I am trying to apply filter transformation on the below JSON to obtain reviewerID, asin and overall

“reviewerID”: “A3AF8FFZAZYNE5”,
“asin”: “0000000078”,
“helpful”: [1, 1],
“reviewText”: “Conversations with God Book 1 is the single most extraordinary book I have ever read!!!It totally changed my life.”,
“overall”: 5.0,
“summary”: “Impactful!”,
“unixReviewTime”: 1092182400,
“reviewTime”: “08 11, 2004”
when I apply a filter transformation on it, I am getting an empty RDD. I am able to work using DataFrames but I want to use RDD for it. Any help would be appreciated.

@Avinash Can you write the code which you have used?


I have used the below code. I am not sure what delimiter to use here.

val raw_reviews = reviews.filter( x => (x.startsWith(“reviewerID:”) || x.startsWith(“asin:”) || x.startsWith(“overall:”)))

@Avinash Just a small doubt. In what way you have created the RDD?

reading from hdfs like sc.textFile(‘path to reviews file’)
creating direct RDD by this way [reviews object]

I have used sc.textFile(“example.json”)

@Avinash try this below one

val r = sc.textFile("/user/cloudera/example.json")

example.json file data
val f = r.filter(line => line.contains(“rahul”))

I have more than 1,000,000 records, also when I use the line.contains(“rahul”), we will still be getting the whole JSON object, where rahul is matched not the filtered ones. Right?

I think when u do line.filter() you will be getting the filter object, Not the entire Json.

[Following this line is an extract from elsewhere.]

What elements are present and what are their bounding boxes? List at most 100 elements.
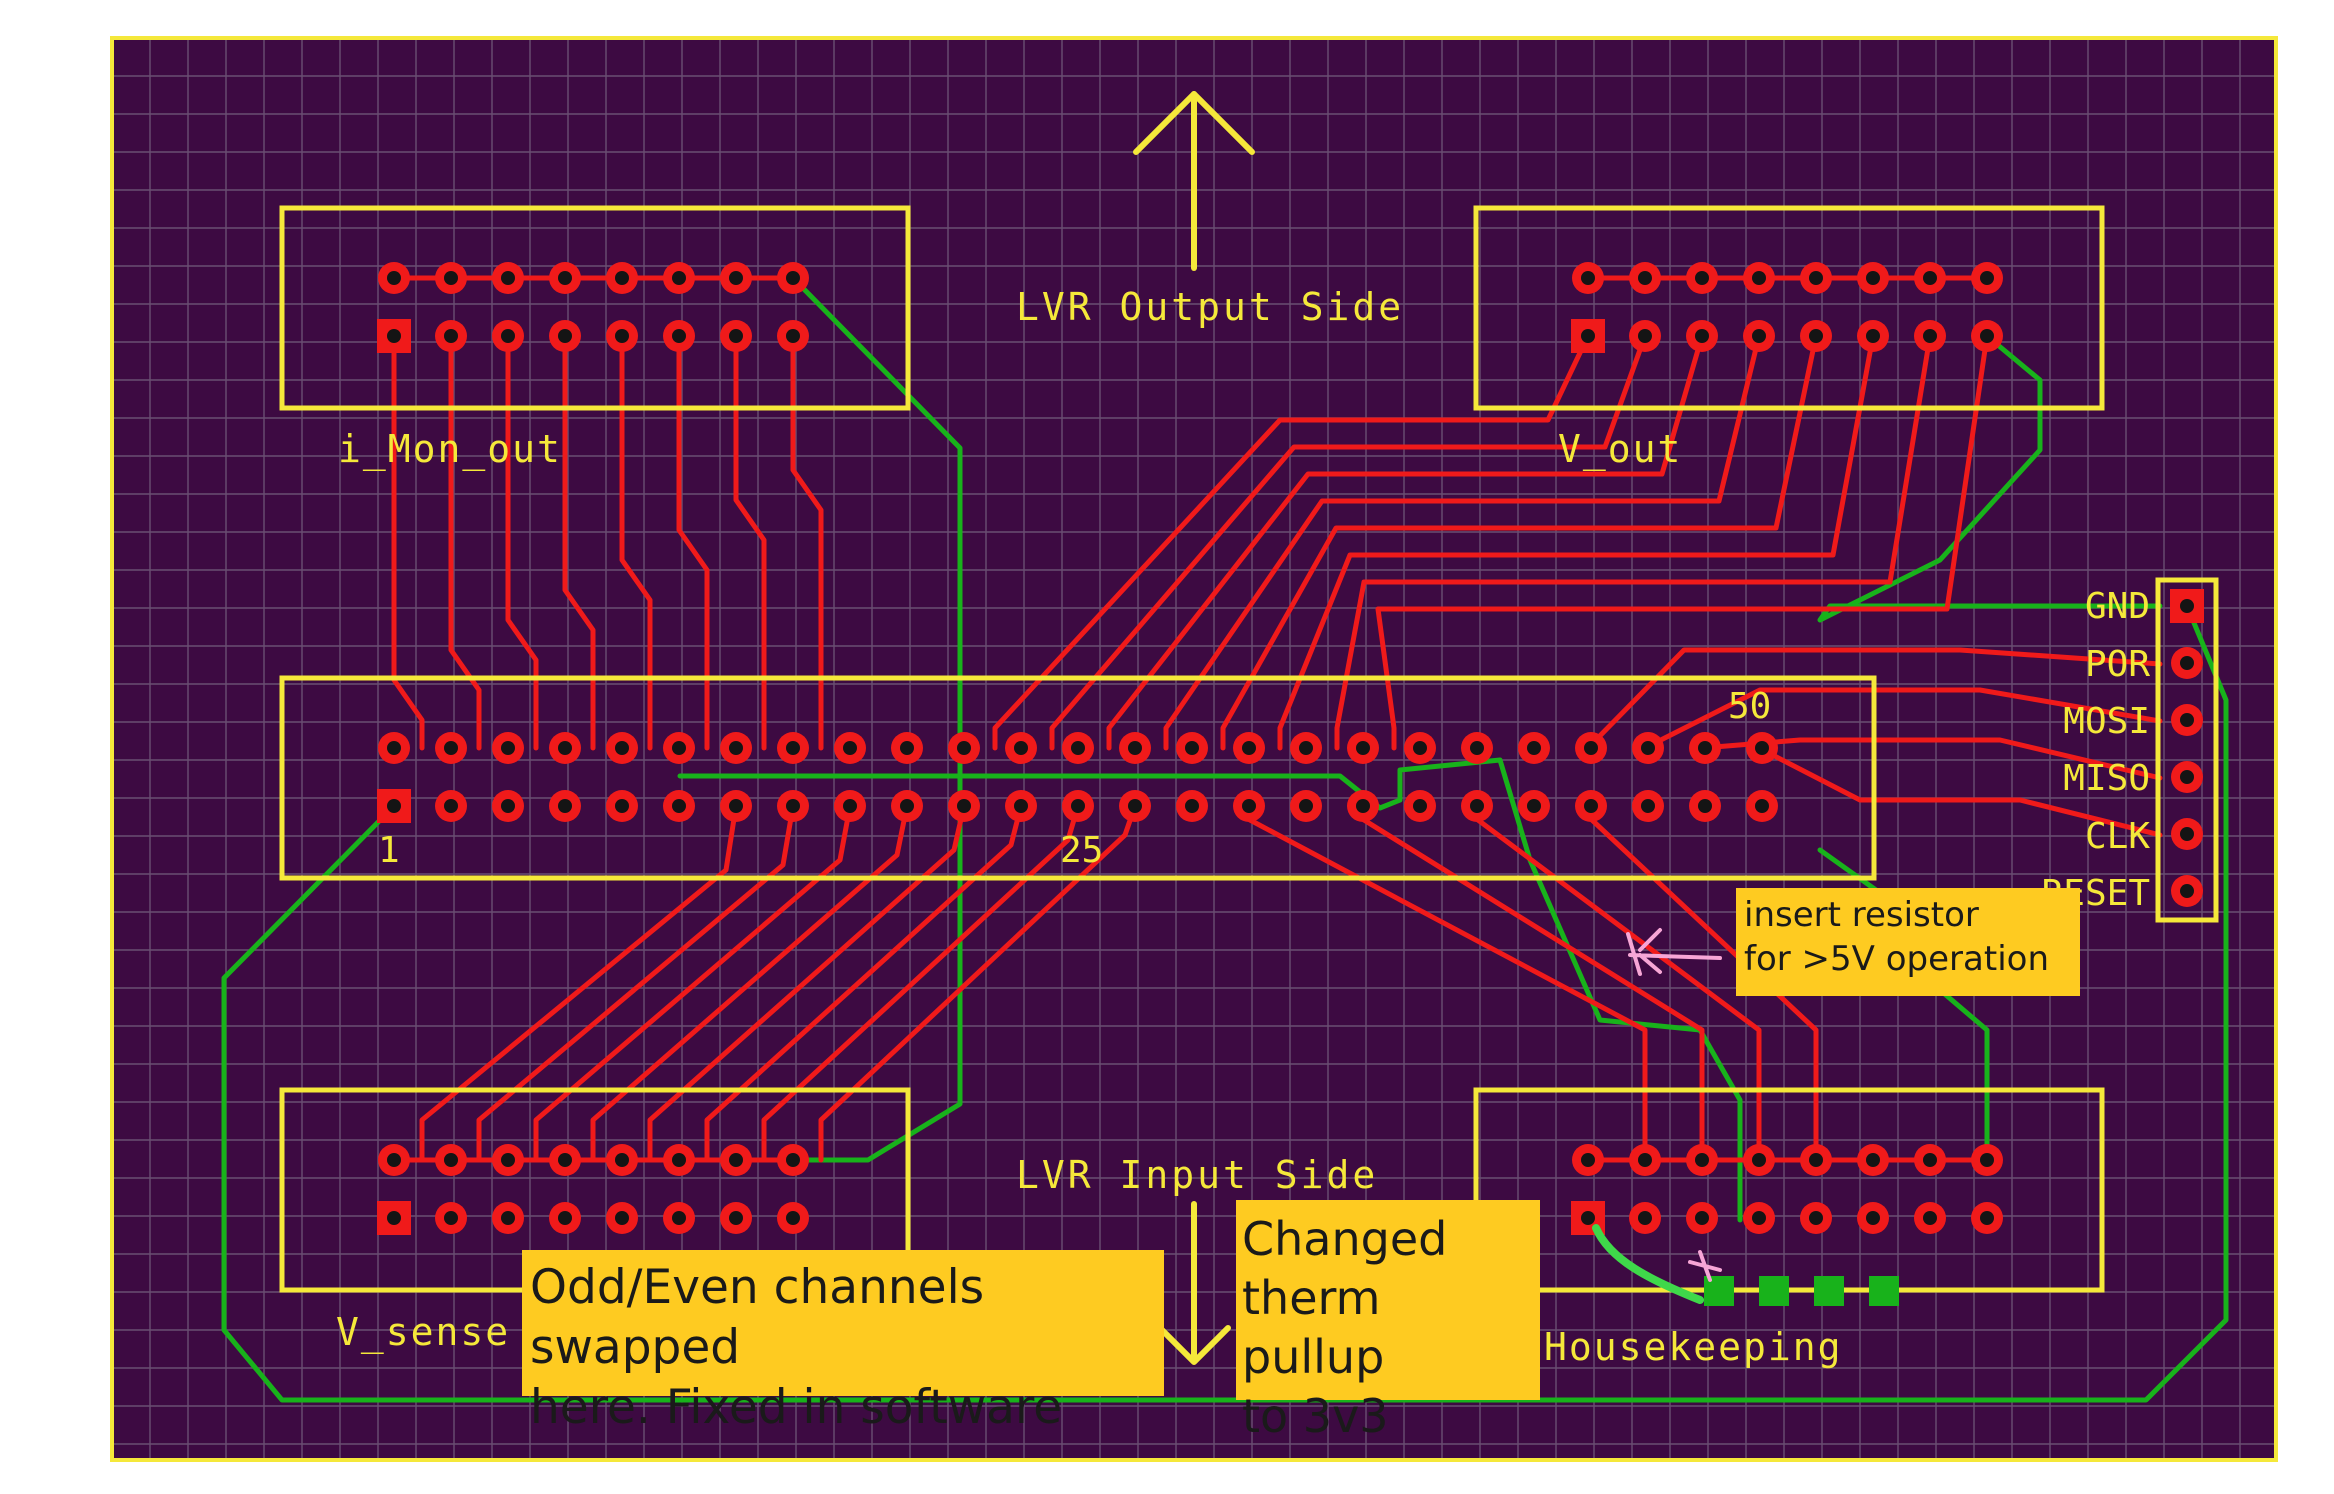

Have you tried this in your code.

The line.filter() is just a sample one i have shown you.
If you have many records you also write a function in scala where you can pass rdd object to that function and then you will be passing your objects to filter.You can return back the values which have passed scala filter function.
Here is the example of passing functions
Goto above link and search in that page : Passing Functions to Spark.

This is one way of doing.

@Avinash, Check your JSON format, does it have a line which exactly starts with “reviewerID” or any space before it. If so please use .contains instead of “startsWith” . And again it will return the line which has the “reviwerID”. Because when use sc.textFile() API you have the flexibility to access line by line however you want.